Arcane Keysmith feels like one of the most fair cards created. It never felt oppressive and is appropriately statted for its mana cost. The upside to running a card like Keysmith is that it allows players to still use secrets without the need to run them in the deck. With the most expensive secrets out of any class, Mage secrets are one of the worst to play at full cost by itself. A card like keysmith allows for a secret to be casted while providing an additional 2/2 minion for 4 mana. Another aspect of Keysmith

I personally enjoyed is the flexibility of choosing the right secret for the right situation. This sometimes gave underused secrets a moment to shine where they wouldn’t otherwise since they aren’t good enough to be run in a deck.

The flexibility combined with the ability for a deck to utilize Mage secrets without the downsides of running them (in non-secret Mage decks) makes this card one of my favorite designs.

Jandice Barov

Despite being a dual-class card, I’d still like to include this onto the list for the unique design of the “illusion” mechanic and the mind games involved when picking the illusion. Jandice provided a powerful effect to summon two additional 5 mana minions. In most cases the random minions provided immediate use usually in the form of a deathrattle or a rush minion which resulted in a trivial choice for the illusion.

However, there are some instances where it is beneficial to trick the opponent through some mind games especially if the opponent can only test for the illusion once. One of my favorite experiences with Jandice was the feeling of successfully tricking my opponent into hitting the wrong target and leaving the illusion alive. Although not a common scenario, it felt satisfying to pull off because it felt like I was being rewarded for my decision to take the risk.

Kirin Tor Mage

One of the key cards that allowed archetypes like Secret Mage to exist. There are more reasons that Secret Mage is currently not strong enough in Standard (at the time of this article’s release), but it’s a discussion that warrants its own separate article. With that said, Kirin Tor is an example of a card that perfectly fits within a Secret Mage archetype.

It’s aggressively statted and generates a lot of tempo which in many cases can help protect the card from being killed. The aggressive stats means that the card can push a lot of early damage; one of the things that made Secret Mage successful in the past.

Mana Cyclone

My favorite part about this card’s design is that it allows for underused spells to see some play where they wouldn’t otherwise. It makes every single game involving this card have a slightly different play experience every time.

I’m aware of the downsides to the level of randomness caused by this card and the insane swing turns when combined with pre-nerf Sorcerer’s Apprentice, but I wanted to focus on the positive aspects instead.
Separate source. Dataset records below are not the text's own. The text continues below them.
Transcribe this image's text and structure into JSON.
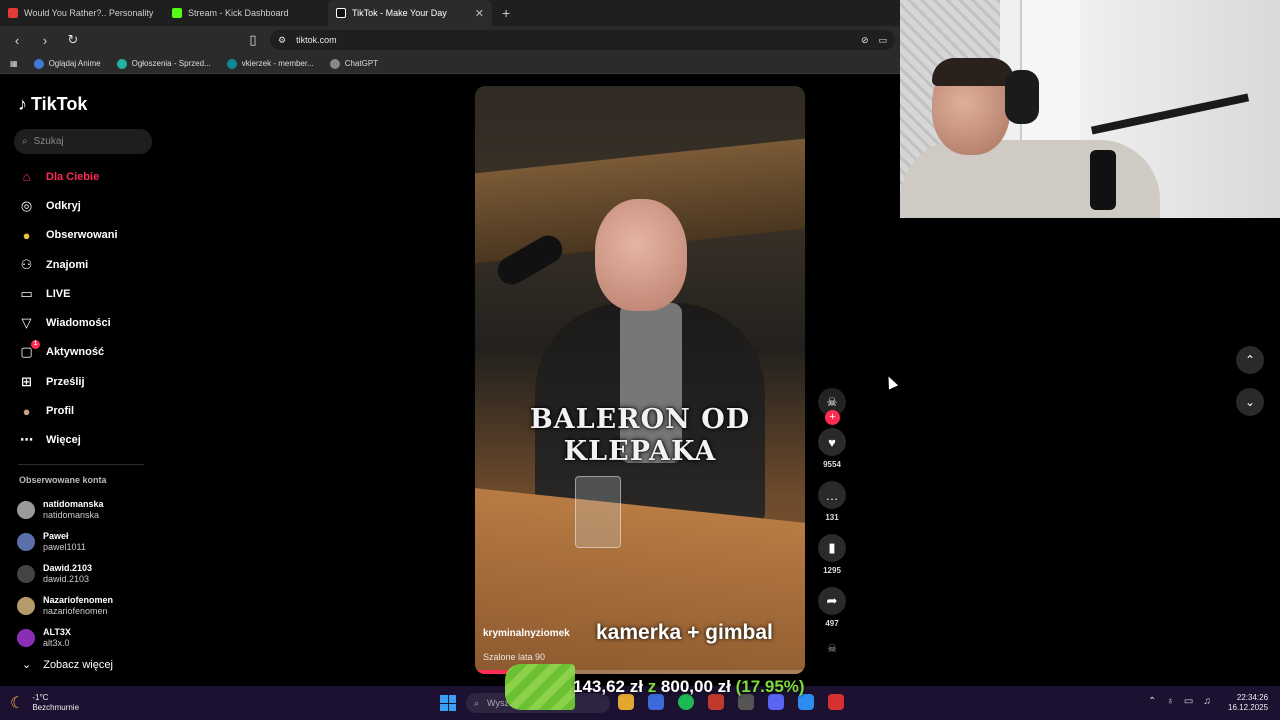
{
  "browser": {
    "tabs": [
      {
        "title": "Would You Rather?.. Personality Qui",
        "color": "#e53935"
      },
      {
        "title": "Stream - Kick Dashboard",
        "color": "#53fc18"
      },
      {
        "title": "TikTok - Make Your Day",
        "color": "#ffffff"
      }
    ],
    "url": "tiktok.com",
    "bookmarks": [
      "Oglądaj Anime",
      "Ogłoszenia - Sprzed...",
      "vkierzek - member...",
      "ChatGPT"
    ]
  },
  "tiktok": {
    "logo": "TikTok",
    "search_placeholder": "Szukaj",
    "nav": [
      {
        "label": "Dla Ciebie",
        "icon": "home-icon",
        "glyph": "⌂"
      },
      {
        "label": "Odkryj",
        "icon": "compass-icon",
        "glyph": "◎"
      },
      {
        "label": "Obserwowani",
        "icon": "following-icon",
        "glyph": "●"
      },
      {
        "label": "Znajomi",
        "icon": "friends-icon",
        "glyph": "⚇"
      },
      {
        "label": "LIVE",
        "icon": "live-icon",
        "glyph": "▭"
      },
      {
        "label": "Wiadomości",
        "icon": "messages-icon",
        "glyph": "▽"
      },
      {
        "label": "Aktywność",
        "icon": "activity-icon",
        "glyph": "▢"
      },
      {
        "label": "Prześlij",
        "icon": "upload-icon",
        "glyph": "⊞"
      },
      {
        "label": "Profil",
        "icon": "profile-icon",
        "glyph": "●"
      },
      {
        "label": "Więcej",
        "icon": "more-icon",
        "glyph": "⋯"
      }
    ],
    "activity_badge": "1",
    "followed_heading": "Obserwowane konta",
    "accounts": [
      {
        "name": "natidomanska",
        "user": "natidomanska",
        "color": "#9a9a9a"
      },
      {
        "name": "Paweł",
        "user": "pawel1011",
        "color": "#5b6fa8"
      },
      {
        "name": "Dawid.2103",
        "user": "dawid.2103",
        "color": "#444444"
      },
      {
        "name": "Nazariofenomen",
        "user": "nazariofenomen",
        "color": "#b59a6a"
      },
      {
        "name": "ALT3X",
        "user": "alt3x.0",
        "color": "#8a2fb3"
      }
    ],
    "see_more": "Zobacz więcej",
    "video": {
      "caption": "BALERON OD KLEPAKA",
      "author": "kryminalnyziomek",
      "description": "Szalone lata 90",
      "progress": 0.1
    },
    "actions": {
      "likes": "9554",
      "comments": "131",
      "saves": "1295",
      "shares": "497"
    }
  },
  "stream_overlay": "kamerka + gimbal",
  "donation": {
    "amount": "143,62 zł",
    "sep": "z",
    "goal": "800,00 zł",
    "percent": "(17.95%)"
  },
  "taskbar": {
    "temperature": "-1°C",
    "weather": "Bezchmurnie",
    "search": "Wyszukaj",
    "time": "22:34:26",
    "date": "16.12.2025"
  }
}
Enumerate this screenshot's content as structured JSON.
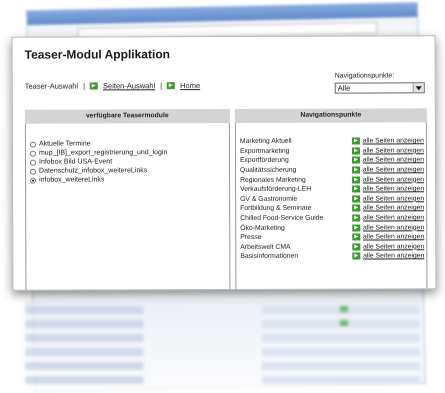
{
  "app_title": "Teaser-Modul Applikation",
  "nav": {
    "teaser_auswahl": "Teaser-Auswahl",
    "separator": "|",
    "seiten_auswahl": "Seiten-Auswahl",
    "home": "Home"
  },
  "nav_select": {
    "label": "Navigationspunkte:",
    "selected": "Alle"
  },
  "headers": {
    "left": "verfügbare Teasermodule",
    "right": "Navigationspunkte"
  },
  "teasers": [
    {
      "label": "Aktuelle Termine",
      "checked": false
    },
    {
      "label": "mup_[IB]_export_registrierung_und_login",
      "checked": false
    },
    {
      "label": "Infobox Bild USA-Event",
      "checked": false
    },
    {
      "label": "Datenschutz_infobox_weitereLinks",
      "checked": false
    },
    {
      "label": "infobox_weitereLinks",
      "checked": true
    }
  ],
  "nav_points": [
    "Marketing Aktuell",
    "Exportmarketing",
    "Exportförderung",
    "Qualitätssicherung",
    "Regionales Marketing",
    "Verkaufsförderung-LEH",
    "GV & Gastronomie",
    "Fortbildung & Seminare",
    "Chilled Food-Service Guide",
    "Öko-Marketing",
    "Presse",
    "Arbeitswelt CMA",
    "Basisinformationen"
  ],
  "link_label": "alle Seiten anzeigen",
  "colors": {
    "arrow_green": "#3a9a2e",
    "header_gray": "#d4d4d4"
  }
}
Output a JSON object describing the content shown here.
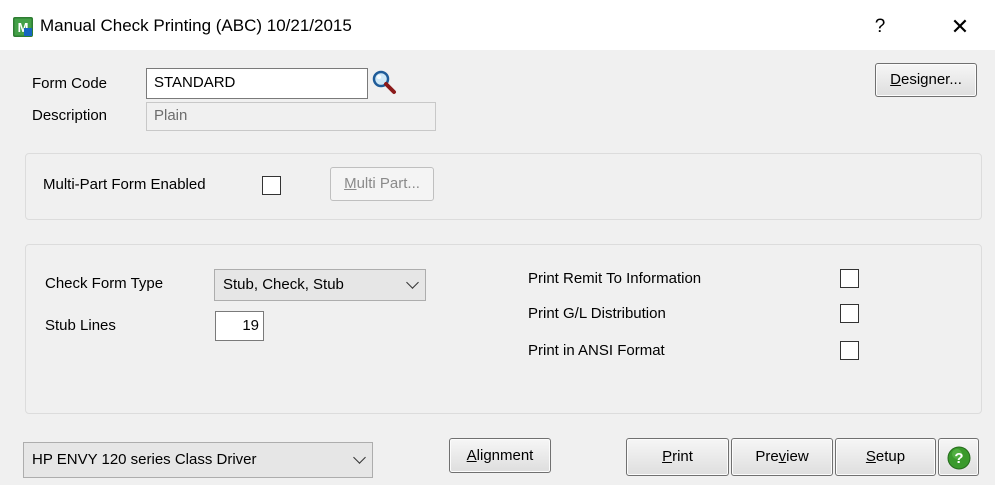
{
  "window": {
    "title": "Manual Check Printing (ABC) 10/21/2015",
    "help_glyph": "?",
    "close_glyph": "✕",
    "app_icon": "sage-mas-icon"
  },
  "form": {
    "form_code_label": "Form Code",
    "form_code_value": "STANDARD",
    "description_label": "Description",
    "description_value": "Plain",
    "designer_button": {
      "mnemonic": "D",
      "rest": "esigner..."
    }
  },
  "multipart": {
    "label": "Multi-Part Form Enabled",
    "checked": false,
    "button": {
      "mnemonic": "M",
      "rest": "ulti Part..."
    }
  },
  "options": {
    "check_form_type_label": "Check Form Type",
    "check_form_type_value": "Stub, Check, Stub",
    "stub_lines_label": "Stub Lines",
    "stub_lines_value": "19",
    "print_remit_label": "Print Remit To Information",
    "print_gl_label": "Print G/L Distribution",
    "print_ansi_label": "Print in ANSI Format",
    "print_remit_checked": false,
    "print_gl_checked": false,
    "print_ansi_checked": false
  },
  "footer": {
    "printer_value": "HP ENVY 120 series Class Driver",
    "alignment_button": {
      "mnemonic": "A",
      "rest": "lignment"
    },
    "print_button": {
      "mnemonic": "P",
      "rest": "rint"
    },
    "preview_button": {
      "pre": "Pre",
      "mnemonic": "v",
      "rest": "iew"
    },
    "setup_button": {
      "mnemonic": "S",
      "rest": "etup"
    },
    "help_icon": "help-circle-icon"
  },
  "colors": {
    "help_green": "#3a9a2c",
    "field_border": "#7a7a7a",
    "window_bg": "#f0f0f0"
  }
}
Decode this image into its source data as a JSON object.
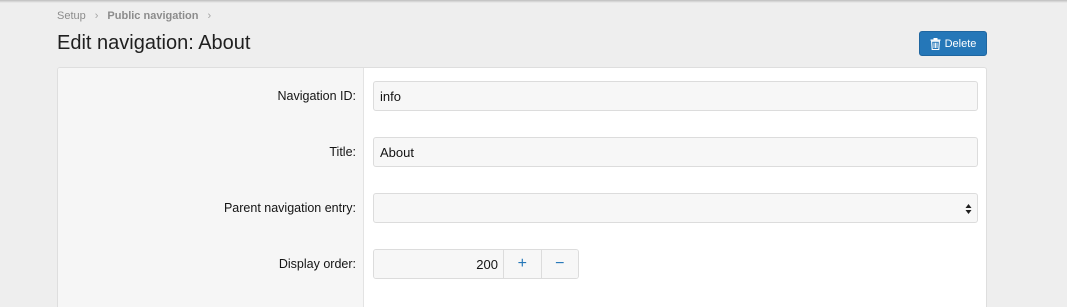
{
  "breadcrumb": {
    "items": [
      "Setup",
      "Public navigation"
    ],
    "separator": "›"
  },
  "page": {
    "title": "Edit navigation: About"
  },
  "toolbar": {
    "delete_label": "Delete",
    "delete_icon": "trash-icon"
  },
  "form": {
    "navigation_id": {
      "label": "Navigation ID:",
      "value": "info"
    },
    "title": {
      "label": "Title:",
      "value": "About"
    },
    "parent": {
      "label": "Parent navigation entry:",
      "value": ""
    },
    "display_order": {
      "label": "Display order:",
      "value": "200",
      "increment": "+",
      "decrement": "−"
    }
  },
  "colors": {
    "accent": "#2577b8",
    "background": "#eeeeee",
    "panel": "#ffffff",
    "label_column": "#f6f6f6"
  }
}
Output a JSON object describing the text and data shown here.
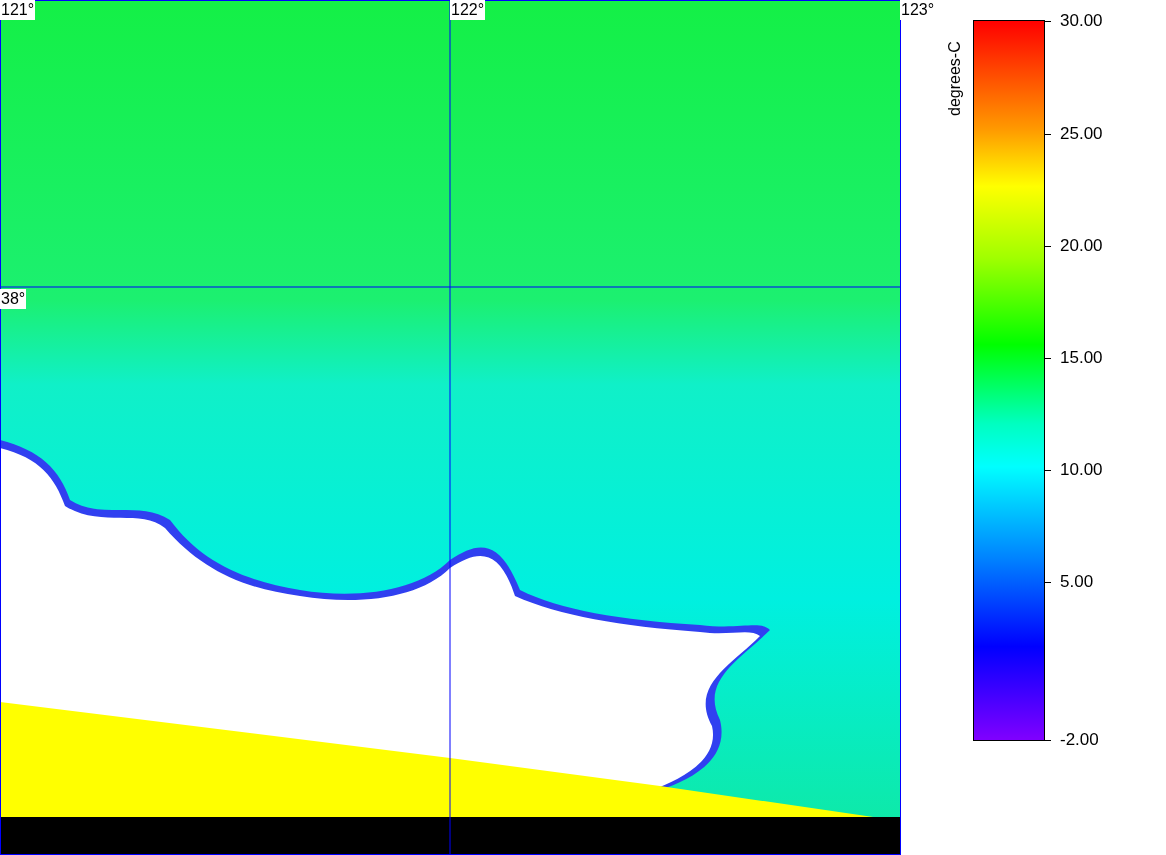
{
  "map": {
    "longitude_labels": [
      "121°",
      "122°",
      "123°"
    ],
    "latitude_labels": [
      "38°"
    ]
  },
  "legend": {
    "title": "degrees-C",
    "ticks": [
      "30.00",
      "25.00",
      "20.00",
      "15.00",
      "10.00",
      "5.00",
      "-2.00"
    ]
  }
}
A card like Mana Cyclone gave a variety of options to play each game differently which in turn made each game fun and unique.

Malygos, Aspect of Magic

The idea of upgraded spells is such a creative and interesting design and I’m glad it was revisited recently through the “improved secrets” generated from Beastalker Tavish. Being rewarded with an upgraded spell for building a deck with dragons felt satisfying. In addition, each of the upgraded spells were useful depending on the situation. One can argue that Malygos’ Tome is the worst option out of all the upgraded spells, but in a niche scenario where extra value or a randomly generated spell is needed, Tome is sometimes the best choice for providing the player a possible way to win.

The utility provided by a card like Malygos on top of the unique upgraded versions of previously existing spells is why this is one of my favorite Mage card designs and I hope to see the upgraded spells mechanic revisited in the future.


I’d like to continue writing about more of my favorite Mage designs in the future as I only highlighted 5 of them. There are many more cards I would like to talk about in the future, but for now these are some of my favorites to start with. I’m also open to branching out and discussing my favorite card designs from other classes too. Thanks for reading!